A/B Test Significance Calculator

Determine if your split test winner is real or just luck

🅰️ Control Group
🅱️ Variation Group
Test Result
0%
Not Significant

Enter your data above to see if the difference is statistically significant.

0% Control Rate
0% Variation Rate
0% Relative Lift

Why You Can’t Trust Your Eyes

In digital marketing, human intuition is often wrong. You might see that Variation B has 50 conversions while Control A has only 40, and assume B is the winner. But is it? Or was it just a lucky day?

This A/B Test Significance Calculator uses statistical math (specifically a two-tailed Z-test) to tell you the probability that your results are due to actual user behavior changes rather than random chance.

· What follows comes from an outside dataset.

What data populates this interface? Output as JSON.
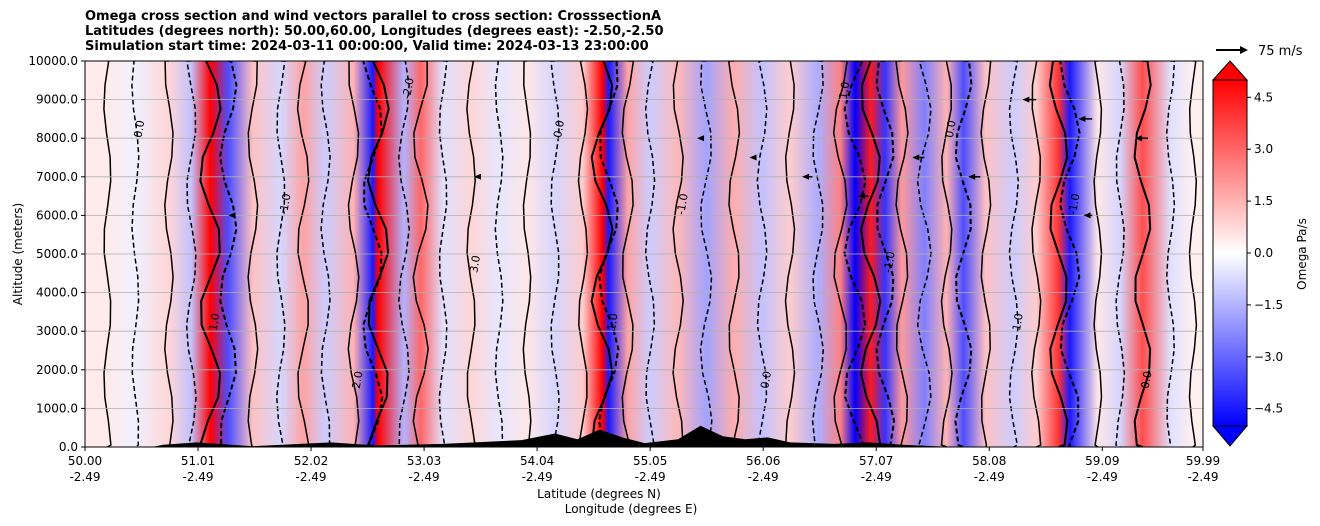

🎯 The Goal: You want a “Confidence Level” of at least 95%. This means there is only a 5% chance the result is a fluke.

How Statistical Significance Works (The Math)

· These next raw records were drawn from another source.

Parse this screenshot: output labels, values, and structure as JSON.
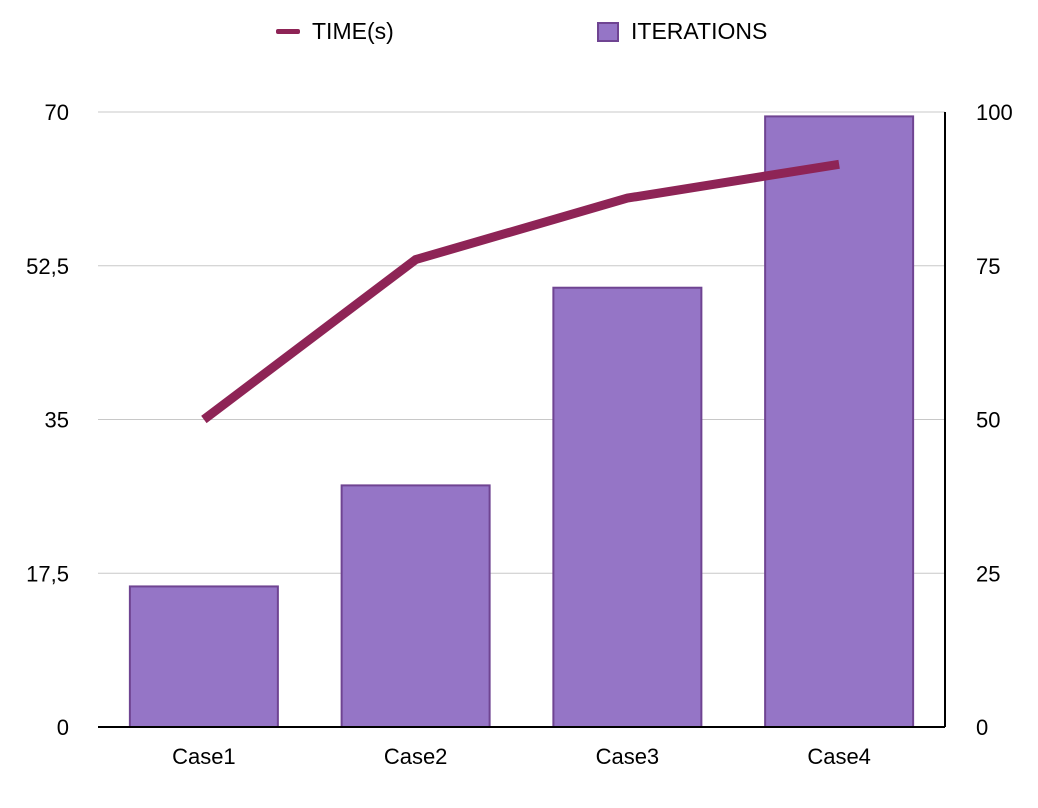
{
  "legend": {
    "time_label": "TIME(s)",
    "iterations_label": "ITERATIONS"
  },
  "colors": {
    "bar_fill": "#9575c6",
    "bar_stroke": "#6f4492",
    "line": "#8e2456",
    "grid": "#c8c8c8",
    "axis": "#000000"
  },
  "chart_data": {
    "type": "bar",
    "categories": [
      "Case1",
      "Case2",
      "Case3",
      "Case4"
    ],
    "series": [
      {
        "name": "ITERATIONS",
        "type": "bar",
        "axis": "left",
        "values": [
          16,
          27.5,
          50,
          69.5
        ]
      },
      {
        "name": "TIME(s)",
        "type": "line",
        "axis": "right",
        "values": [
          50,
          76,
          86,
          91.5
        ]
      }
    ],
    "y_left": {
      "ticks": [
        "0",
        "17,5",
        "35",
        "52,5",
        "70"
      ],
      "tick_values": [
        0,
        17.5,
        35,
        52.5,
        70
      ],
      "ylim": [
        0,
        70
      ]
    },
    "y_right": {
      "ticks": [
        "0",
        "25",
        "50",
        "75",
        "100"
      ],
      "tick_values": [
        0,
        25,
        50,
        75,
        100
      ],
      "ylim": [
        0,
        100
      ]
    },
    "grid": true,
    "legend_position": "top"
  }
}
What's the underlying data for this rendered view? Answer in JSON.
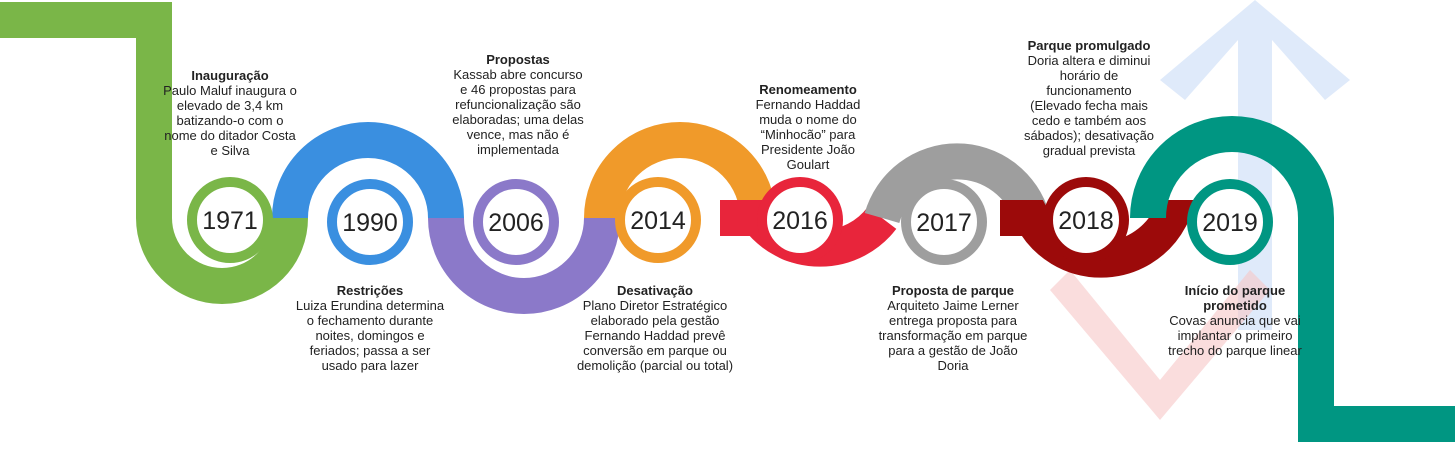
{
  "colors": {
    "c1971": "#7ab648",
    "c1990": "#3a8fe0",
    "c2006": "#8b79c9",
    "c2014": "#f09a2a",
    "c2016": "#e8253b",
    "c2017": "#9e9e9e",
    "c2018": "#9c0a0a",
    "c2019": "#009682",
    "arrowUp": "#c9dcf7",
    "arrowDown": "#f7c6c6",
    "watermark": "#ebebeb"
  },
  "events": [
    {
      "year": "1971",
      "title": "Inauguração",
      "text": "Paulo Maluf inaugura o elevado de 3,4 km batizando-o com o nome do ditador Costa e Silva"
    },
    {
      "year": "1990",
      "title": "Restrições",
      "text": "Luiza Erundina determina o fechamento durante noites, domingos e feriados; passa a ser usado para lazer"
    },
    {
      "year": "2006",
      "title": "Propostas",
      "text": "Kassab abre concurso e 46 propostas para refuncionalização são elaboradas; uma delas vence, mas não é implementada"
    },
    {
      "year": "2014",
      "title": "Desativação",
      "text": "Plano Diretor Estratégico elaborado pela gestão Fernando Haddad prevê conversão em parque ou demolição (parcial ou total)"
    },
    {
      "year": "2016",
      "title": "Renomeamento",
      "text": "Fernando Haddad muda o nome do “Minhocão” para Presidente  João Goulart"
    },
    {
      "year": "2017",
      "title": "Proposta de parque",
      "text": "Arquiteto Jaime Lerner entrega proposta para transformação em parque para a gestão de João Doria"
    },
    {
      "year": "2018",
      "title": "Parque promulgado",
      "text": "Doria altera e diminui horário de funcionamento (Elevado fecha mais cedo e também aos sábados); desativação gradual prevista"
    },
    {
      "year": "2019",
      "title": "Início do parque prometido",
      "text": "Covas anuncia que vai implantar o primeiro trecho do parque linear"
    }
  ]
}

Behind the scenes, we are calculating a “Z-Score” to find the standard deviation between the two conversion rates. Here is the formula breakdown:

Z-Score Formula:

Z = (Pvar – Pcon) / Standard Error

Where Standard Error is derived from the pooled conversion rate and sample sizes.

If the Z-Score is high enough (typically above 1.96), it corresponds to a 95% confidence level.

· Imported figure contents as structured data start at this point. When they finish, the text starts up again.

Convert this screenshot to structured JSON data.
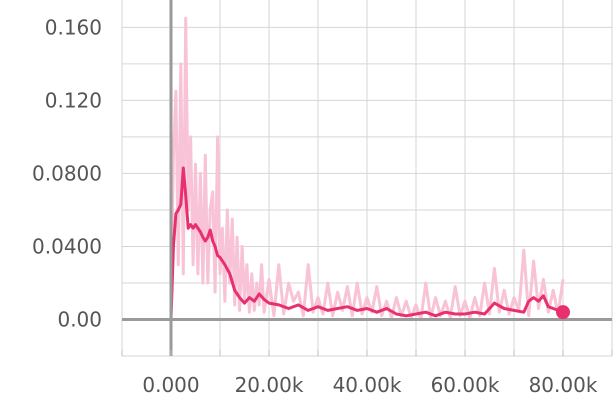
{
  "chart_data": {
    "type": "line",
    "title": "",
    "xlabel": "",
    "ylabel": "",
    "xlim": [
      -10000,
      90000
    ],
    "ylim": [
      -0.02,
      0.175
    ],
    "x_ticks": [
      0,
      20000,
      40000,
      60000,
      80000
    ],
    "x_tick_labels": [
      "0.000",
      "20.00k",
      "40.00k",
      "60.00k",
      "80.00k"
    ],
    "y_ticks": [
      0,
      0.04,
      0.08,
      0.12,
      0.16
    ],
    "y_tick_labels": [
      "0.00",
      "0.0400",
      "0.0800",
      "0.120",
      "0.160"
    ],
    "grid": true,
    "colors": {
      "smoothed": "#e8306e",
      "raw": "#f8c3d6",
      "axis": "#9a9a9a",
      "grid": "#d6d6d6"
    },
    "series": [
      {
        "role": "raw",
        "x": [
          0,
          500,
          1000,
          1500,
          2000,
          2500,
          3000,
          3500,
          4000,
          4500,
          5000,
          5500,
          6000,
          6500,
          7000,
          7500,
          8000,
          8500,
          9000,
          9500,
          10000,
          10500,
          11000,
          11500,
          12000,
          12500,
          13000,
          13500,
          14000,
          14500,
          15000,
          15500,
          16000,
          16500,
          17000,
          17500,
          18000,
          18500,
          19000,
          20000,
          21000,
          22000,
          23000,
          24000,
          25000,
          26000,
          27000,
          28000,
          29000,
          30000,
          31000,
          32000,
          33000,
          34000,
          35000,
          36000,
          37000,
          38000,
          39000,
          40000,
          41000,
          42000,
          43000,
          44000,
          45000,
          46000,
          47000,
          48000,
          49000,
          50000,
          51000,
          52000,
          53000,
          54000,
          55000,
          56000,
          57000,
          58000,
          59000,
          60000,
          61000,
          62000,
          63000,
          64000,
          65000,
          66000,
          67000,
          68000,
          69000,
          70000,
          71000,
          72000,
          73000,
          74000,
          75000,
          76000,
          77000,
          78000,
          79000,
          80000
        ],
        "y": [
          0.005,
          0.09,
          0.125,
          0.03,
          0.14,
          0.025,
          0.165,
          0.06,
          0.1,
          0.03,
          0.085,
          0.025,
          0.08,
          0.02,
          0.09,
          0.02,
          0.06,
          0.07,
          0.015,
          0.1,
          0.025,
          0.05,
          0.01,
          0.06,
          0.02,
          0.055,
          0.008,
          0.045,
          0.005,
          0.04,
          0.01,
          0.03,
          0.004,
          0.025,
          0.005,
          0.02,
          0.008,
          0.03,
          0.004,
          0.022,
          0.002,
          0.03,
          0.003,
          0.02,
          0.01,
          0.015,
          0.002,
          0.03,
          0.004,
          0.012,
          0.003,
          0.02,
          0.002,
          0.015,
          0.005,
          0.018,
          0.002,
          0.02,
          0.003,
          0.012,
          0.004,
          0.018,
          0.002,
          0.01,
          0.001,
          0.012,
          0.002,
          0.01,
          0.001,
          0.008,
          0.0,
          0.02,
          0.001,
          0.012,
          0.002,
          0.01,
          0.001,
          0.018,
          0.002,
          0.01,
          0.001,
          0.012,
          0.002,
          0.02,
          0.003,
          0.028,
          0.004,
          0.016,
          0.003,
          0.012,
          0.005,
          0.038,
          0.002,
          0.032,
          0.006,
          0.022,
          0.004,
          0.016,
          0.003,
          0.022
        ]
      },
      {
        "role": "smoothed",
        "x": [
          0,
          500,
          1000,
          1500,
          2000,
          2500,
          3000,
          3500,
          4000,
          4500,
          5000,
          5500,
          6000,
          6500,
          7000,
          7500,
          8000,
          8500,
          9000,
          9500,
          10000,
          11000,
          12000,
          13000,
          14000,
          15000,
          16000,
          17000,
          18000,
          19000,
          20000,
          22000,
          24000,
          26000,
          28000,
          30000,
          32000,
          34000,
          36000,
          38000,
          40000,
          42000,
          44000,
          46000,
          48000,
          50000,
          52000,
          54000,
          56000,
          58000,
          60000,
          62000,
          64000,
          65000,
          66000,
          68000,
          70000,
          72000,
          73000,
          74000,
          75000,
          76000,
          77000,
          78000,
          80000
        ],
        "y": [
          0.0,
          0.04,
          0.058,
          0.06,
          0.063,
          0.083,
          0.068,
          0.05,
          0.052,
          0.05,
          0.052,
          0.05,
          0.048,
          0.045,
          0.043,
          0.045,
          0.049,
          0.043,
          0.04,
          0.035,
          0.034,
          0.03,
          0.025,
          0.016,
          0.012,
          0.009,
          0.012,
          0.01,
          0.014,
          0.011,
          0.009,
          0.008,
          0.006,
          0.008,
          0.005,
          0.007,
          0.005,
          0.006,
          0.007,
          0.005,
          0.006,
          0.004,
          0.006,
          0.003,
          0.002,
          0.003,
          0.004,
          0.002,
          0.004,
          0.003,
          0.003,
          0.004,
          0.003,
          0.006,
          0.009,
          0.006,
          0.005,
          0.004,
          0.01,
          0.012,
          0.01,
          0.013,
          0.007,
          0.006,
          0.004
        ]
      }
    ],
    "end_marker": {
      "x": 80000,
      "y": 0.004
    }
  }
}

How to Interpret Your Results

1. Significant (95% or higher)

Green light! 🟢 The variation is statistically proven to be different from the control. If the lift is positive, you should implement the change immediately.

2. Not Significant (Below 90%)

Red light. 🔴 There is not enough data to prove a difference. If you implement the change now, you are gambling. You need to run the test longer to get more visitors.

3. Negative Lift

If your result is significant but the lift is negative, your change actually hurt performance. Revert to the Control version immediately.

Frequently Asked Questions (FAQs)

How long should I run an A/B test?

You should run a test for at least one full business cycle (usually 1 or 2 weeks) to account for weekend vs. weekday behavior, regardless of how quickly you reach significance.

What does “p-value” mean?

The p-value is the inverse of confidence. If your Confidence Level is 95%, your p-value is 0.05. It represents the probability that the difference occurred by random chance.

Can I stop a test as soon as it hits 95%?

It is best practice to wait for the pre-calculated sample size to be reached. “Peeking” too early can lead to false positives, as data can fluctuate wildly at the start of a test.